By learning to appreciate the beauty of the complex process of menstruation, we can start to view it as another one of the really cool things our bodies are capable of and a necessary part of our existence. It doesn’t have to be an annoying time of the month or something to feel shame towards. It’s something to be proud of for it is an indicator that our system in working.
At the End of the Day, Love the One You’re With
To put things in perspective, look out the window. We are part of the same system that trees and plants and birds are a part of, and yet nobody judges a flower for having spots or invalidates birds that are blue. Of course not. We accept them the way they are, in their natural form, and in all their diversity. Let’s give our bodies the same treatment and respect. Every part of our bodies serves a purpose and is doing what it should; that’s what makes us human and connects us to the natural world at the same time.
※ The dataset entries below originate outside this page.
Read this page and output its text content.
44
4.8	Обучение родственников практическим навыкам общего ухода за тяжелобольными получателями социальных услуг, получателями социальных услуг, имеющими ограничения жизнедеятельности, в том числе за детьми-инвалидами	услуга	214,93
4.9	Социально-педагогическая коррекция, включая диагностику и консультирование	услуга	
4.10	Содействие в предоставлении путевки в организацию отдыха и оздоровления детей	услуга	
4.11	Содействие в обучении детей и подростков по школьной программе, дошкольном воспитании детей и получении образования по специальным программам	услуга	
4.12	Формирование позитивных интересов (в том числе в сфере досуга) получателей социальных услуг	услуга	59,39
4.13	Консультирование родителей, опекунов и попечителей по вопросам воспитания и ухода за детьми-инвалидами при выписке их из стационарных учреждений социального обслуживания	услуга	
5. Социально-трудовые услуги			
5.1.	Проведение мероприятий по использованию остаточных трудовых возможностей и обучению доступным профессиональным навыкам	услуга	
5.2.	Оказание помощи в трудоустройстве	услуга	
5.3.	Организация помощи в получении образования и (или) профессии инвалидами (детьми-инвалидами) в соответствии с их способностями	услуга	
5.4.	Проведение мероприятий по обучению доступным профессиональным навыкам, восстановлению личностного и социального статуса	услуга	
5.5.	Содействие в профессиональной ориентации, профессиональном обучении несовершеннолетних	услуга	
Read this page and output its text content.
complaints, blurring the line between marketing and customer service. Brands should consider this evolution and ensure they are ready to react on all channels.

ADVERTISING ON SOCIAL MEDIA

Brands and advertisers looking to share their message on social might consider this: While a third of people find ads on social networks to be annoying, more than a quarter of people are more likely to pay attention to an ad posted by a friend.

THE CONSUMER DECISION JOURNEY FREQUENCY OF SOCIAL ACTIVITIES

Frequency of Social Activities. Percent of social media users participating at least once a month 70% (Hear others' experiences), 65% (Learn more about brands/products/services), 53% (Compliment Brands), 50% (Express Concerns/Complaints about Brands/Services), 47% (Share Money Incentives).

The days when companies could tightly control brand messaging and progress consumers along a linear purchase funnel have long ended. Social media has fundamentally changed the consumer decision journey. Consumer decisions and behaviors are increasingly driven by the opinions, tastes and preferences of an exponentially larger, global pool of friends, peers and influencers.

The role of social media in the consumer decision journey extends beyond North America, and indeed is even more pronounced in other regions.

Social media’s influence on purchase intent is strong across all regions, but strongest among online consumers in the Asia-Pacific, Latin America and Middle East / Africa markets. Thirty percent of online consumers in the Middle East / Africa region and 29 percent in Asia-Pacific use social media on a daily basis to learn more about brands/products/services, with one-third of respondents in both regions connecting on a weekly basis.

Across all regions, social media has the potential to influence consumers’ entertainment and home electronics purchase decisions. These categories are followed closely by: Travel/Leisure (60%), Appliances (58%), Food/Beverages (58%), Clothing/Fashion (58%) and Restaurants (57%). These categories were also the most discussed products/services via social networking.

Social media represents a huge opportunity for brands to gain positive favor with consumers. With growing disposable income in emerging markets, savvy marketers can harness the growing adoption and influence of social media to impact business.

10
If we can change the way we think about our bodies and shift our thoughts from socially-induced shame and annoyance to appreciation and acceptance, we can begin to truly love ourselves and the amazing things our bodies are capable of. Let’s stop judging ourselves based on such ridiculous standards that don’t reflect how amazing we are. Because in the end, societal standards don’t look out for us, but our bodies do. And that’s worth celebrating.